Labels and Lists

In response to Reactor’s new survey to find “The most iconic speculative fiction books of the twenty-first century“, Gautam Bhatia noted that it put him in mind of Joseph Andras’s comment, on declining the Prix Goncourt, that “competition and rivalry are notions foreign to writing and creation.” This is noble and true as far as it goes, but insofar as writing and creation take place under capitalism, competition isn’t going to leave them alone, and insofar as people like to have ways of making sense of things that have happened, neither is the urge to canonise. There are more and less mature ways to engage with canon-forming activities – I admire, for instance, ML Clark’s recent review-essay about the 2024 Le Guin Prize for its refusal to pick a winner, even as I myself am never able to resist that temptation when considering a shortlist – but refusing to engage seems to me only to cede terrain that others will happily claim. So, to the Reactor project.
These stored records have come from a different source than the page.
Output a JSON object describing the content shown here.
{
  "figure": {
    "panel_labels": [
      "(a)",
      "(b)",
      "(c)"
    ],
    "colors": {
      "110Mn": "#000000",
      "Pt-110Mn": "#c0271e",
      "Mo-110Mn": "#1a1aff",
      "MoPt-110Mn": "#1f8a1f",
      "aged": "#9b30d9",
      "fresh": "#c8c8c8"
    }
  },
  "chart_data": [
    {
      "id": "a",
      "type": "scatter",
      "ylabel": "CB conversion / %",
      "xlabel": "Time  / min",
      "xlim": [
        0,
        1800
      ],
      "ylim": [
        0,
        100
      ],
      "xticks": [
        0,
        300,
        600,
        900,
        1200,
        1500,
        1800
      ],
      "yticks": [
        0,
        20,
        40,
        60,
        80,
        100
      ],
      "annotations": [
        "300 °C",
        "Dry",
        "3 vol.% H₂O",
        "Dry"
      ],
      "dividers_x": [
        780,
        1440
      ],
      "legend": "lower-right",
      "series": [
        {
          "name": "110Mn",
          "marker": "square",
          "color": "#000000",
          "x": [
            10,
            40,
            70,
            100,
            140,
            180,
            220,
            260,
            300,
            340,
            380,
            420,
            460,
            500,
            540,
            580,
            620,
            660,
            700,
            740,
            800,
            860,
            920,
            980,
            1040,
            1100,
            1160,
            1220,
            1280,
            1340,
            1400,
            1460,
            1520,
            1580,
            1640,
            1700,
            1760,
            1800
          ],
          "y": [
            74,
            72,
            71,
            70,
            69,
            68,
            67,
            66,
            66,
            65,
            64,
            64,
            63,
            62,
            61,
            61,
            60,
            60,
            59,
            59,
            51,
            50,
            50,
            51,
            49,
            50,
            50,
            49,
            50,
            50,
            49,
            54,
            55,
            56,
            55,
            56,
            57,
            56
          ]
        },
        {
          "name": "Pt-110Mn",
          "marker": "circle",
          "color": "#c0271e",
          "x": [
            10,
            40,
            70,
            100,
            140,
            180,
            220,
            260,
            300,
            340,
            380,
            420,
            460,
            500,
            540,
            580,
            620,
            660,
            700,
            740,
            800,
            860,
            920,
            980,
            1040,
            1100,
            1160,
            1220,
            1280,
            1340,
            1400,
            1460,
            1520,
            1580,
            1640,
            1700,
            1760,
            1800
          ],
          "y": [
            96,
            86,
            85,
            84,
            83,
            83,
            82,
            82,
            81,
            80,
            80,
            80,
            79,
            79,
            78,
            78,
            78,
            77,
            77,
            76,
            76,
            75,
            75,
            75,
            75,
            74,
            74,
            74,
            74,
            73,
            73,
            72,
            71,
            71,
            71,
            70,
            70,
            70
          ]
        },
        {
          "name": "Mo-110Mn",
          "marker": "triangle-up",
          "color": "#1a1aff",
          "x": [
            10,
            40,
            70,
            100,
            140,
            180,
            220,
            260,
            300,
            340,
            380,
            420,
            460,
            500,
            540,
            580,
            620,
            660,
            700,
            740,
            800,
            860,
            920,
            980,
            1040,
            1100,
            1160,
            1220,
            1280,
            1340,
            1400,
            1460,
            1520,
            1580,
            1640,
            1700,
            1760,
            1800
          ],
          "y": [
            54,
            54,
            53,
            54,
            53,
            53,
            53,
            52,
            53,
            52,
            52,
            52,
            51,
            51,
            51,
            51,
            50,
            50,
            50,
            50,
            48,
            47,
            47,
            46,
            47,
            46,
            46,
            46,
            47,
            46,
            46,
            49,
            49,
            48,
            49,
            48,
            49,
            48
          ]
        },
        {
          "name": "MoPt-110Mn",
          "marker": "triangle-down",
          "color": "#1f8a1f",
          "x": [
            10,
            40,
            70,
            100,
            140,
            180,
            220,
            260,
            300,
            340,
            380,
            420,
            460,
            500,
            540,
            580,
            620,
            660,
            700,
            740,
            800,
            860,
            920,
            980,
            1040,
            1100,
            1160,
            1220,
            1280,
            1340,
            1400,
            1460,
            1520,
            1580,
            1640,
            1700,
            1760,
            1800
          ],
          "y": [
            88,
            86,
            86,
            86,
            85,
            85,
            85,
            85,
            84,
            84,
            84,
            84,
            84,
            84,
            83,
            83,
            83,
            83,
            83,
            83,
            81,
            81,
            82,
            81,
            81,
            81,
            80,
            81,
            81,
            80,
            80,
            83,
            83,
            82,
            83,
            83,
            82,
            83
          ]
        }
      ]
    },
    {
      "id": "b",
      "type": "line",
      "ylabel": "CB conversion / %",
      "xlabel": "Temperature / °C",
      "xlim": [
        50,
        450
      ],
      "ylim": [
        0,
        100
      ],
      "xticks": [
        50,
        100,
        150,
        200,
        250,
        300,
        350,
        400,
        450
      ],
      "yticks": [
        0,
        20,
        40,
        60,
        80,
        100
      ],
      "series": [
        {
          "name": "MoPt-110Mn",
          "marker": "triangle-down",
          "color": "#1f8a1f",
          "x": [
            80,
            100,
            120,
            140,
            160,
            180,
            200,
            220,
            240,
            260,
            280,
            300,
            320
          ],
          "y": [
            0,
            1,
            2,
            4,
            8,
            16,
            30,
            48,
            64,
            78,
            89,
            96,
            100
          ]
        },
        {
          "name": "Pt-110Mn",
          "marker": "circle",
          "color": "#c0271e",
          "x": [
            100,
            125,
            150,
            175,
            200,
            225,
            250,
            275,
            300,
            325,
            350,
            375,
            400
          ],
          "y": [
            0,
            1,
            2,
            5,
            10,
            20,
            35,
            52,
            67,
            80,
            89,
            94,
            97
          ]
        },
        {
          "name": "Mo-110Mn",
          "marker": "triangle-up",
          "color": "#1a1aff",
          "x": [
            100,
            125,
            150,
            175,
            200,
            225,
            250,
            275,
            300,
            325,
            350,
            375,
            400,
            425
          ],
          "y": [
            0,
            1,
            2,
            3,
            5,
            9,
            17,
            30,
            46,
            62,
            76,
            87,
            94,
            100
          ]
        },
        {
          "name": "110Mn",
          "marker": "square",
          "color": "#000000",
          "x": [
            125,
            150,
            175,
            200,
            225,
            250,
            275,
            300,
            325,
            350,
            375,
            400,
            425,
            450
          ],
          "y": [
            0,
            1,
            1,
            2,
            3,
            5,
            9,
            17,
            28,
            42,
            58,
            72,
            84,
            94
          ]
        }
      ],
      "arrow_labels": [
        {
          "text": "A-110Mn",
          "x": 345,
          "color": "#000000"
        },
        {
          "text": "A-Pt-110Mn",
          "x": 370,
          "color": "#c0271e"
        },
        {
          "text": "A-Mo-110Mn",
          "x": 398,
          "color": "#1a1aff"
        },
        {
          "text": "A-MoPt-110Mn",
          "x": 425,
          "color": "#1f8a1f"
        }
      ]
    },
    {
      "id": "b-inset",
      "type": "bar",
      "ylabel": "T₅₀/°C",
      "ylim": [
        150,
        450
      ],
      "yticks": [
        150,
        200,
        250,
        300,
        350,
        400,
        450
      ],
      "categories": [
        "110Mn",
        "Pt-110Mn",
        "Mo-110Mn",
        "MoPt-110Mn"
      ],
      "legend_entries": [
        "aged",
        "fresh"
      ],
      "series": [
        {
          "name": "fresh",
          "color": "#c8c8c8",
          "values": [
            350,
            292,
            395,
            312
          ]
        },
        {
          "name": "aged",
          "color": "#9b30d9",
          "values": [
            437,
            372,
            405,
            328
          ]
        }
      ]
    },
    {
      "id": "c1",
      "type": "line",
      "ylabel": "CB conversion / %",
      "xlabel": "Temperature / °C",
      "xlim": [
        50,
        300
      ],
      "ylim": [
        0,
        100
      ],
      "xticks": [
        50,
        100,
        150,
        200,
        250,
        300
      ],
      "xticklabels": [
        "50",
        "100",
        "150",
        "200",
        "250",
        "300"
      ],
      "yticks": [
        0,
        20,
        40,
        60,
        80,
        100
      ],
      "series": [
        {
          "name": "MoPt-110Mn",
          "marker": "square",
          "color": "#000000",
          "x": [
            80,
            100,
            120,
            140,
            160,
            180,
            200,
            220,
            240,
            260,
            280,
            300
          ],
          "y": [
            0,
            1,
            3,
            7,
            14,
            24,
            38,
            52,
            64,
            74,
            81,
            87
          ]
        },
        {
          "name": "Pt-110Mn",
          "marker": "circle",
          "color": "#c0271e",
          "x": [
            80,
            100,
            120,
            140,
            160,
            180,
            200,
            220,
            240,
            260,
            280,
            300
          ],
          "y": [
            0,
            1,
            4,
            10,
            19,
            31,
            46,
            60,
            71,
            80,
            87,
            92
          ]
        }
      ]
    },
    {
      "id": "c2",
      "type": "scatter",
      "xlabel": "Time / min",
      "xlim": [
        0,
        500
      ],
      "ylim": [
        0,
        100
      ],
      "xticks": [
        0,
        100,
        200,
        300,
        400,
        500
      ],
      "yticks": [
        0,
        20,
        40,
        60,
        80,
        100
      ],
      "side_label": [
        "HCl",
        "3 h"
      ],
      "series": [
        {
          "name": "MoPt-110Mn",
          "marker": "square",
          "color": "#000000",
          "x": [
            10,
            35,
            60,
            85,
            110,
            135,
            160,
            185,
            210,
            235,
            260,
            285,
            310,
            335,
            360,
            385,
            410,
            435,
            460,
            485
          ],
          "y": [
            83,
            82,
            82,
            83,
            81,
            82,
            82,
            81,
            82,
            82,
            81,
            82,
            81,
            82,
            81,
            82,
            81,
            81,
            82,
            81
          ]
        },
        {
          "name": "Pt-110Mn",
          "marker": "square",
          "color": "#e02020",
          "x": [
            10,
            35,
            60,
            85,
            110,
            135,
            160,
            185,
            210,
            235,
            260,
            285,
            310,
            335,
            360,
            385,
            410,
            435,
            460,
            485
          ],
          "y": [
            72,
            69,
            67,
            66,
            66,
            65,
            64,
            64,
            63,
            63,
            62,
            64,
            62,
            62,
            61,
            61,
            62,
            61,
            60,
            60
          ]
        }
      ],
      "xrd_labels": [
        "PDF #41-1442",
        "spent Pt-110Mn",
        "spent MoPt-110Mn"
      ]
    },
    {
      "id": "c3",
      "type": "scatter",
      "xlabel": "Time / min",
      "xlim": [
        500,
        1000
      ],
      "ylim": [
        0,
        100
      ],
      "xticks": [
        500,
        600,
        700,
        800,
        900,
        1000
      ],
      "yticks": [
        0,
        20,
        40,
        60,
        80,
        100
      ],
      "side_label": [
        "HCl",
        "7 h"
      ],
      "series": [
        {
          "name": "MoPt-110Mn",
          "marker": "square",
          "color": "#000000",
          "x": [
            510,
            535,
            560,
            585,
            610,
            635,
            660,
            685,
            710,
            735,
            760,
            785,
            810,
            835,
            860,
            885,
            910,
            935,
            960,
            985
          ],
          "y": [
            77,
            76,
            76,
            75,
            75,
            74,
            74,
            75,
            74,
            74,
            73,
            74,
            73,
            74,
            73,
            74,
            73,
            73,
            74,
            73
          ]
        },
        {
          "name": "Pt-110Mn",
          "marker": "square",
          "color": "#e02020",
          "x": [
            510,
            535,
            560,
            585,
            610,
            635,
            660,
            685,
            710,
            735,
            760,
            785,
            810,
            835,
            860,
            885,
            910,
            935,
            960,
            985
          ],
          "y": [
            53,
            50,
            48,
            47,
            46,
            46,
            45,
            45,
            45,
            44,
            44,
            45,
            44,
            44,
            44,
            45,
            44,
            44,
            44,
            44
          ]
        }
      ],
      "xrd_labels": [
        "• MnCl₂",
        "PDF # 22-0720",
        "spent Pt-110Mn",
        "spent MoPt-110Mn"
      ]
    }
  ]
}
For some years now, the preferred mode of engagement in this sort of activity among sceptics has been to disavow the word “best”, because of its implicit claim to authority, in favour of terms like “favourite”, or “influential”; so to my mind one of the interesting things about Reactor’s project is its use of “iconic”. For a book to be a favourite, all that matters is that I like it, without regard to its popularity; and for a book to be influential, all that matters is that it has had popular reach, regardless of whether I like it. Asking for iconic books, I think, sets a higher bar; an iconic book must be popular enough to be known, perhaps not by a mass audience, but by enough people to have had influence, and it must also be worthy of that status, to have some qualities that elevate it beyond mere popularity. Many of the suggested examples in Reactor’s initial post, based on a survey of authors and picks by the website’s staff, do seem to me to meet that bar. A few that jump out at me are The Fifth Season by NK Jemisin, Jonathan Strange & Mr Norrell by Susanna Clarke, Ancillary Justice by Ann Leckie, The Three-Body Problem by Cixin Liu, Cloud Atlas by David Mitchell, Magic for Beginners by Kelly Link: not all of these are absolute favourites of mine, although several of them are, but all of them are easy to recognise as landmarks if you’re drawing a map of the last twenty-five years of sf.
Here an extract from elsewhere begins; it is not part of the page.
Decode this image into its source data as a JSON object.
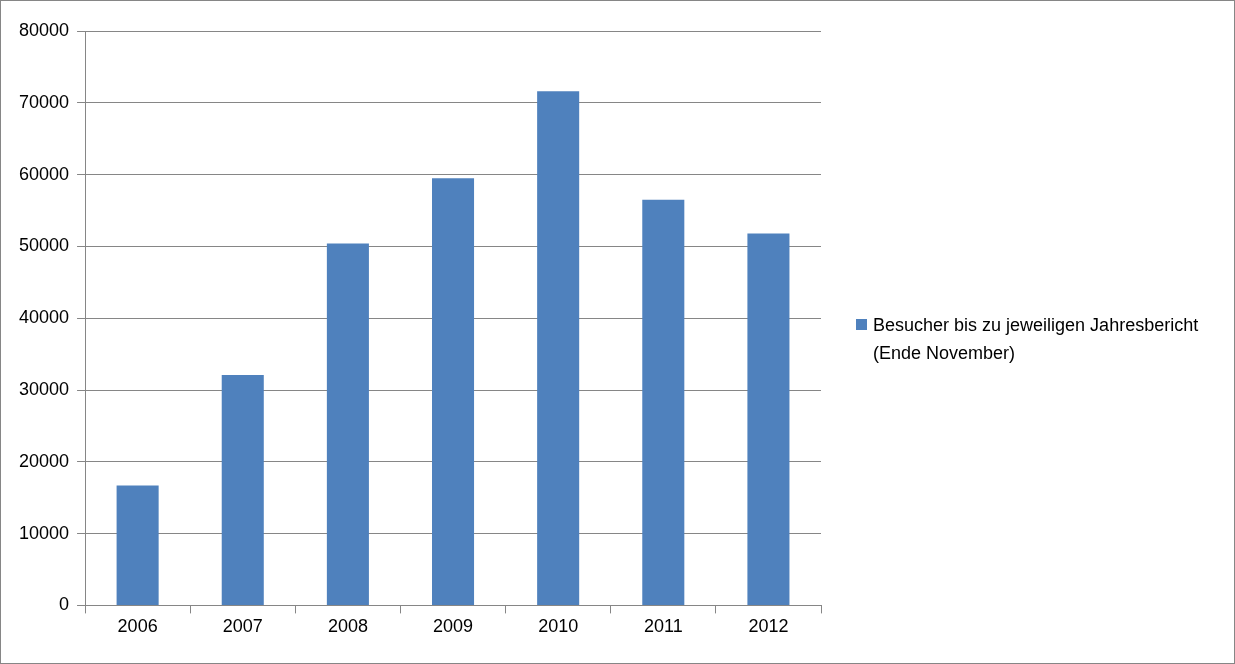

Or at least a map of certain parts of the last twenty-five years of sf. The real story of any exercise of this sort is the parameters that shape it, and in this instance the result is clearly going to be a US view of the field, simply by dint of Reactor’s location and audience. The preliminary survey is as well: by my count, 70% of the authors invited to participate are American, of those with a career of at least 10 years, 76%. There are a couple each from Canada, Australia, the UK, and Singapore, and then you get into countries with just one representative: New Zealand, India, Sri Lanka, a few others. From this list I can’t claim that British writers are as marginalised as some other countries, of course, but still: I spy only four books by British writers on this preliminary list, Ishiguro and Abercrombie in addition to Mitchell and Clarke, and I’d like to think the UK has a slightly deeper bench than that. (Particularly striking that Abercrombie is the only British author published by a genre publisher to make an appearance.) I guess I’ll have to decide how parochial I want to be with my selections when I vote. Vajra Chandrasekera, breaking down his picks, noted that he chose a number of them because they are “particularly iconic from a global south perspective, most particularly a south asian one”, and describes one of them, Kuzhali Manickavel’s Insects Are Just Like You And Me Except Some of Them Have Wings, in terms that remind me of the infamous description of the the Velvet Underground’s first album: not that many people read it, but a disproportionate number of the ones who did were changed by it. That’s the sort of pick that’s lost in aggregation, and even if the aggregate is something I’m interested in, I hope Reactor thinks about how to highlight picks like that when they share the final results.